Preparing a Chicken
Created | Updated Jun 7, 2010
The chickens we buy in supermarkets (this obviously doesn't apply to vegetarians) betray no real sign of their journey, from the coop to the refrigerator. Some argue that meat eaters would be inclined to respect the beasts they eat, if they were not so clinically removed from the whole process of tending, killing and preparing animals for food.
Catching the Chicken
First, you've got to catch the chicken. This is not as trivial as it sounds if you go out to the chicken coop in broad daylight. Chickens can run, flap, and squeeze by you with the greatest of ease. The chicken books will lead you to believe that you can hook a coat hanger over one foot and then pull the chicken towards you. Don't believe it. Cornering the chicken in one corner of the building and then sort of pouncing on it is the best method of catching them.
Killing the Chicken
Don't kill the chicken in the coop; this will disturb all the others (unless, of course, it's the last survivor of the lot). Tuck its body under one arm and hold the feet with the other hand as you take it out of the barn. For some reason carrying the chicken this way causes it to settle right down. Little does it know what's coming next.
Hang the chicken upside-down from the side of the barn by putting a noose of cord around its feet. Here again we must deviate from most of what's been written on the subject that says 'a noose of twine'. A flapping chicken will break twine quite easily, and then you'll have to catch it all over again.
By the way, you should be wearing old clothes for this. Trust us.
Once the chicken is hanging upside down, put a bucket underneath it. Hold the beak with one hand and stretch its neck. Then, with a sharp knife, either cut its throat or cut its head off, depending on how sharp the knife is. You don't have to be too finicky about how close to the skull you cut unless you like eating chicken necks. Just make sure you cut high enough to avoid the crop*.
Quickly raise the bucket to contain the now-flapping chicken. The idea is to get the maximum amount of blood into the bucket and the minimum amount scattered around the barnyard. Don't raise it so far that the chicken soaks in his own blood, as that makes it more difficult to remove the feathers. Another thing the books don't tell you is that the chicken will, at this point, evacuate its bowels, so try to scrape the chicken poop off the chicken and into the bucket as well.
Preparing the Chicken
Wait until the chicken stops flapping and place the bucket on the ground below to let the rest of the blood run out. There won't be a whole lot left. Meanwhile, go and heat a big pot of water on the stove. It has to be big enough to hold the chicken, feathers and all. Heat it to about 150°F. Get the chicken, hold it by the feet and dunk it for 30 seconds in the hot water. This loosens the feathers.
Now pull the feathers out and toss them in the trash. This is chicken-plucking. The world record is 4.4 seconds but don't be surprised if you spend 15 minutes or more pulling out increasingly small feathers. You can dunk it in the water again if any parts are especially hard to pluck, just try not to cook the darned thing.

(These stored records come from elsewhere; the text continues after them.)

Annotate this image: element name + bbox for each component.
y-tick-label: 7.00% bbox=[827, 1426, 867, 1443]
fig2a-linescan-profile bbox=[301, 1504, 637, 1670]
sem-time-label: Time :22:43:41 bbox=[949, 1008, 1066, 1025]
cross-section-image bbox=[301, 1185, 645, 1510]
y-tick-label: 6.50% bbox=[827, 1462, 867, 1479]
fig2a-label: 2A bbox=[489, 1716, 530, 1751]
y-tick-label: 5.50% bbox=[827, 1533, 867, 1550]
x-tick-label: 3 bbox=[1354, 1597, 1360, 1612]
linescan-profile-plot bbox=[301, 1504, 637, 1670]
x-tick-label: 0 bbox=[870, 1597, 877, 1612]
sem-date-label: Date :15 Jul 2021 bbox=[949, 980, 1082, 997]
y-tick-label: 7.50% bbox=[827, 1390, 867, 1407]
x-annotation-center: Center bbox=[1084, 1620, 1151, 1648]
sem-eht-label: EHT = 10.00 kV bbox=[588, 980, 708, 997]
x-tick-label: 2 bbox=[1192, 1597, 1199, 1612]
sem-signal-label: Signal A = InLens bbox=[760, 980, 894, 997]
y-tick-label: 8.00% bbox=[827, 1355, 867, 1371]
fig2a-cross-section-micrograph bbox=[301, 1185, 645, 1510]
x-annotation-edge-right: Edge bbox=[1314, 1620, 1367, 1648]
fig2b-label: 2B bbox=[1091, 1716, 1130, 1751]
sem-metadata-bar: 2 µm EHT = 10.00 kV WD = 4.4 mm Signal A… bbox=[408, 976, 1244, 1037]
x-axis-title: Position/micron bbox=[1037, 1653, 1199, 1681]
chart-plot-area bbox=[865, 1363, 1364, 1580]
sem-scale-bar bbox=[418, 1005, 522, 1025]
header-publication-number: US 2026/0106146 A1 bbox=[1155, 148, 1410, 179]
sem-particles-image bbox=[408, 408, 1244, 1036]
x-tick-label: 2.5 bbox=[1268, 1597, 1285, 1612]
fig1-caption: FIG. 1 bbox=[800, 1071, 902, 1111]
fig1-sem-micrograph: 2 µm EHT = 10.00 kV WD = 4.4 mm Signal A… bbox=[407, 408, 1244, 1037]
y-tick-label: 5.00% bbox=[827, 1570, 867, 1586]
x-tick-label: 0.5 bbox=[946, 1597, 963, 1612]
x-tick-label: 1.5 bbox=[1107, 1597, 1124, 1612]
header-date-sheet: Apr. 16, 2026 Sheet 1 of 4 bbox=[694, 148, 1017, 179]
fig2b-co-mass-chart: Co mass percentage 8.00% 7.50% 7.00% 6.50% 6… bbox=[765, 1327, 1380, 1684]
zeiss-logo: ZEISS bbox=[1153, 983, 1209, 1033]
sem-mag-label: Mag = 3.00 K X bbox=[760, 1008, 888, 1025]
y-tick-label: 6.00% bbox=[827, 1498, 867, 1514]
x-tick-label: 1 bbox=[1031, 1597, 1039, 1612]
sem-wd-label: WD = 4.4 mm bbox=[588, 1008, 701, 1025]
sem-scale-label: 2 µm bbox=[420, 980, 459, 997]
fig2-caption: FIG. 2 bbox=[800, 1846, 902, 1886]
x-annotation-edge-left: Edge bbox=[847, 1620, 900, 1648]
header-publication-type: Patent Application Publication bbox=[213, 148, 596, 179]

When the feathers are plucked, you need to singe the chicken over with an open flame, perhaps with a propane torch, gas stove, or burning paper, to get rid of the tiny feathers and hairs.
Toss the chicken in a bucket of cold water until it's reasonably cool. Then take it out and place it on the cutting board. Cut the feet off and toss them out. Cut a slit up the back of the neck so you can peel the neck skin off, then cut below the crop and remove the crop and the windpipe. Cut the neck off at the shoulders and either feed it to the cat, save it for stock, or discard it.
Remove the oil gland from the back of the tail. Try not to cut this thing because it will make the surrounding meat bitter.
Cut a slit from the base of the keel* to the anus, then around the anus and back to the tail. Now reach in and pull out all the guts. Keep scraping with your fingers until you get them all. Pay special attention to getting the testes (white oval things) out of the bird if it's a cockerel.
From the guts, you can keep the gizzard, heart and liver if you like such things. If you keep the liver, locate and remove the small greenish gall bladder. If you cook that, you'll be sorry.
Rinse the chicken well in cold water (it should now appear pretty much like a store-bought bird) and put it in the fridge for at least a few hours before cooking. Overnight is probably better.
If you think this all sounds too gross to consider, you might contemplate that the same process has been carried out on any chicken you've ever eaten.